Josh Spero examines the economic side of the equation. Smarter financiers already have their eyes on (and their money in) Africa funds, of which there has been a flurry lately, buying into telecommunications, banks, infrastructure, all sectors booming.
But far more people would be suspicious of any proposition involving Africa, perhaps with some perception of nationalisation or expropriation or spontaneous, ruinous civil war, whereas in fact they should be seizing it: think of the positive economic activity that a billion (mainly young) people can produce. Consider the trickle-down effect of the major building projects which are occurring up and down the land, and the middle class which is arising. No one denies that projects in Africa may be risky (though much less so than you might assume), but risk is not a problem — if you have the appetite for it.
Dr Patrick Meredith has the stomach — if not the appetite — for something most of us would not. He spends his year in Switzerland as a plastic and reconstructive surgeon dealing with, among others, the stable supply of Mitteleuropean ladies who need the tucks and trims high society demands. But for three weeks, as Penelope Bennett discovers, he travels to the Ivory Coast, where ten years ago he built a hospital with his own money, and operates on those with a particularly violent and disfiguring form of skin ulcer, at the same time teaching local doctors how to deal with it. We pair this with a dispatch from a young British doctor in Sierra Leone, reportage from a place which could use the philanthropy Dr Meredith embodies.

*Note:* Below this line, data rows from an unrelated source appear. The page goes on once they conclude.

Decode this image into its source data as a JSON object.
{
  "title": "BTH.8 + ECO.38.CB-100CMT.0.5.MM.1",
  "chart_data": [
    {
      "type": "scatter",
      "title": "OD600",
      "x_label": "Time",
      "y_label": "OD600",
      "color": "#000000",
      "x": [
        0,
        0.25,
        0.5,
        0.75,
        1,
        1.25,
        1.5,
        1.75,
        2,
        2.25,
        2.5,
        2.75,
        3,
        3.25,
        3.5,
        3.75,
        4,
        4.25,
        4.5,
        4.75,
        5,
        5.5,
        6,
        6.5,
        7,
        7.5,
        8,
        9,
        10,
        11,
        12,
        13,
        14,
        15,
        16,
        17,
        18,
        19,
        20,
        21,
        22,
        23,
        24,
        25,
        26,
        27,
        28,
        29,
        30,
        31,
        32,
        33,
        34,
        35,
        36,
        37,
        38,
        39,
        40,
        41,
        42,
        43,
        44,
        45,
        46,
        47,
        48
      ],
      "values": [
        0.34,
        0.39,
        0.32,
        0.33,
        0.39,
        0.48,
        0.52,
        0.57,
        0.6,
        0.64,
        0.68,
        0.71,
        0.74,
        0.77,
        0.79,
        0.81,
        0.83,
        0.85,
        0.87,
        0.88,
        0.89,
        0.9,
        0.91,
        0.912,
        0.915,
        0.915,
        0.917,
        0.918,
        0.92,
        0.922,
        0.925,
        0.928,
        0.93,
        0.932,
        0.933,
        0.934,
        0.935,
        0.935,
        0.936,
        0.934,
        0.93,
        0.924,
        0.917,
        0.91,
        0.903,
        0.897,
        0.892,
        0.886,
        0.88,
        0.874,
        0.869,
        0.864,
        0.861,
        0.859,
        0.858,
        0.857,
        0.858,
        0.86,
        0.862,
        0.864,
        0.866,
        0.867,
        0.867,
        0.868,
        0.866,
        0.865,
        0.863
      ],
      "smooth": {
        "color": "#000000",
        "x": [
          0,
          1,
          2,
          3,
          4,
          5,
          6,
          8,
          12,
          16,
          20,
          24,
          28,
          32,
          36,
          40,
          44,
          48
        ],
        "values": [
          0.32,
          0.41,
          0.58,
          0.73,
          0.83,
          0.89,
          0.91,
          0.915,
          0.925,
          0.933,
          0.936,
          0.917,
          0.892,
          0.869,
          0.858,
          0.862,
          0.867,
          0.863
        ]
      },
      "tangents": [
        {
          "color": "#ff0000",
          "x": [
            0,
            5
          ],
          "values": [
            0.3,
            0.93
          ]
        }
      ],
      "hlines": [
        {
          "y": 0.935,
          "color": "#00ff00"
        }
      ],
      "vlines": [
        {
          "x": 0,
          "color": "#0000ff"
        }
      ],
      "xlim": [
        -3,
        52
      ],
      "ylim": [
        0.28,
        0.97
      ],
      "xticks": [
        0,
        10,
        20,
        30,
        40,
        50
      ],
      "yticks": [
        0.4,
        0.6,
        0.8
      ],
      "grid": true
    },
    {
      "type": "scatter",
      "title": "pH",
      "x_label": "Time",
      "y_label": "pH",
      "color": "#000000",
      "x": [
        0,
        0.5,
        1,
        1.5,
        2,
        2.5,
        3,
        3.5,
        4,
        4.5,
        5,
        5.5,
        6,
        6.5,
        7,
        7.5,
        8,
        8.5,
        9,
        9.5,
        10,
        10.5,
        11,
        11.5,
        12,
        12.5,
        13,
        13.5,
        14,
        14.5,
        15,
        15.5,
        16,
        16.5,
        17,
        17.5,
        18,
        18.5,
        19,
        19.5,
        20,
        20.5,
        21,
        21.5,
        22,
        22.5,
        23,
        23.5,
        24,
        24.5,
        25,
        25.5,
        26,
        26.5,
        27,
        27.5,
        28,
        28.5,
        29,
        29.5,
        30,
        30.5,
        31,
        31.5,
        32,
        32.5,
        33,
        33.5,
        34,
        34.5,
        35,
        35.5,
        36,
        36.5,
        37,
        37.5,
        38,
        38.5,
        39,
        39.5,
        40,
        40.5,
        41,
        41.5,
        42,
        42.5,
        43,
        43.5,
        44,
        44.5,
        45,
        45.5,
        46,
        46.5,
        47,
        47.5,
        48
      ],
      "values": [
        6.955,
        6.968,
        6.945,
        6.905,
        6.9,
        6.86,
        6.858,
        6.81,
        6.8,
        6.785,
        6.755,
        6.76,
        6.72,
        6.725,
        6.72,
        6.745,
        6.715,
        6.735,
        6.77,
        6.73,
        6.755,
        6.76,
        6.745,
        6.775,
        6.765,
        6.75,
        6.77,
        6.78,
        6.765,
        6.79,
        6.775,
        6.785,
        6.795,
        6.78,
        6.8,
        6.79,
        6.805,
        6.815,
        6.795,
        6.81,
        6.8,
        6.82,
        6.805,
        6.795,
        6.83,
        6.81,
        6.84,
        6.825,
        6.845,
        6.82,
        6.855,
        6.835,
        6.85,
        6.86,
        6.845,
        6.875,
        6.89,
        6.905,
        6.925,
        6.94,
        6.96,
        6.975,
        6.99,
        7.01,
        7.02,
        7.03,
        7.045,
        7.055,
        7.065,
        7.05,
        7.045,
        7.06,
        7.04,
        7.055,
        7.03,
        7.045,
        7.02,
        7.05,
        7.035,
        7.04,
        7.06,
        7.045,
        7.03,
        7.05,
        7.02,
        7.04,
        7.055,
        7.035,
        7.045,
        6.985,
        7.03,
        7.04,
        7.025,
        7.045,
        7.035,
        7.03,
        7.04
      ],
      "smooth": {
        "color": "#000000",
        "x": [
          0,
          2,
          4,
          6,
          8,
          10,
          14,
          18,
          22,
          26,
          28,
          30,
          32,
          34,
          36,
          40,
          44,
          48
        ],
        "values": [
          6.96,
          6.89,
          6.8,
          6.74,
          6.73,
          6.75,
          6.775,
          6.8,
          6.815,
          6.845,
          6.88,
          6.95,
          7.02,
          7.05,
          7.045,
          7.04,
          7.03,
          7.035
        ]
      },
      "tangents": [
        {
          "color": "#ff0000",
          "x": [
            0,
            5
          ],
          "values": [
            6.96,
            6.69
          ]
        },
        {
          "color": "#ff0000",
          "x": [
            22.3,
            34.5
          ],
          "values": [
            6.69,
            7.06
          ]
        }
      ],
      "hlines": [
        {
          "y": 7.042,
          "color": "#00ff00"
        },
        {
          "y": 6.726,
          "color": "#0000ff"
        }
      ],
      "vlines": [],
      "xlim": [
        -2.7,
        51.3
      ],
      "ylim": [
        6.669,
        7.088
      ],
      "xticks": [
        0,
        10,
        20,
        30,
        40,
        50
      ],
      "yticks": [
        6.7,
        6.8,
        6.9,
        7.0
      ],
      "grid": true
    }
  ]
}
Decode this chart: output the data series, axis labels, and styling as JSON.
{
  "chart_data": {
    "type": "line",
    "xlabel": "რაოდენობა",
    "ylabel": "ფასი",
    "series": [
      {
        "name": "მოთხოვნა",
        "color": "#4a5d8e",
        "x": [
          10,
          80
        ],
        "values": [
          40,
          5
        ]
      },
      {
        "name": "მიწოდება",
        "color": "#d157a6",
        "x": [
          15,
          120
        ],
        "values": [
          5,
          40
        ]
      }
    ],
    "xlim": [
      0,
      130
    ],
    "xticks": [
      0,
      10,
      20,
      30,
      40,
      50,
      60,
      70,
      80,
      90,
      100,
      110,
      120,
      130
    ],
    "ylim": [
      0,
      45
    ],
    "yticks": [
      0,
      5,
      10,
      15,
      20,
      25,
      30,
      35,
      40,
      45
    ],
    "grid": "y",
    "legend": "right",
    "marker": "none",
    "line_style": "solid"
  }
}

Just as Africa has largely been decoupled from the rest of the world financially, so has it been artistically: we have seen the rise of BRIC artists — indeed, Phillips de Pury gave over an entire sale to them this year — but African artists en masse have yet to make a similar mark. There are, however, a few who have a high international profile, and Anthony Haden-Guest interviews El Anatsui, the Ghanaian artist who was a hit at the Venice Biennale in 2008. El Anatsui, working in bottle-tops, combines the consumerist fizz of Pop Art and the atomisation of Pointillism to investigate his deep concern for African traditions and their erosion.
Luxury travel in Africa combines both the traditional and the radically modern, as Caroline Phillips finds. Hopping onto a Lady Lori helicopter, Caroline sweeps and swoops over Tanzania and Kenya, landing at thatched cottages and chandeliered lodges frequented by prime ministers and billionaires. Her journey is both an evocation of a world almost incomprehensible to us, where our ‘needs’ suddenly seem fatuous, and a reminder that the human capacity to appreciate natural beauty can be refreshed by venturing beyond our comfort zone.
It’s time we all took a new look at Africa, at the infinity of its possibilities. Spear’s hopes our Africa Special may be the start.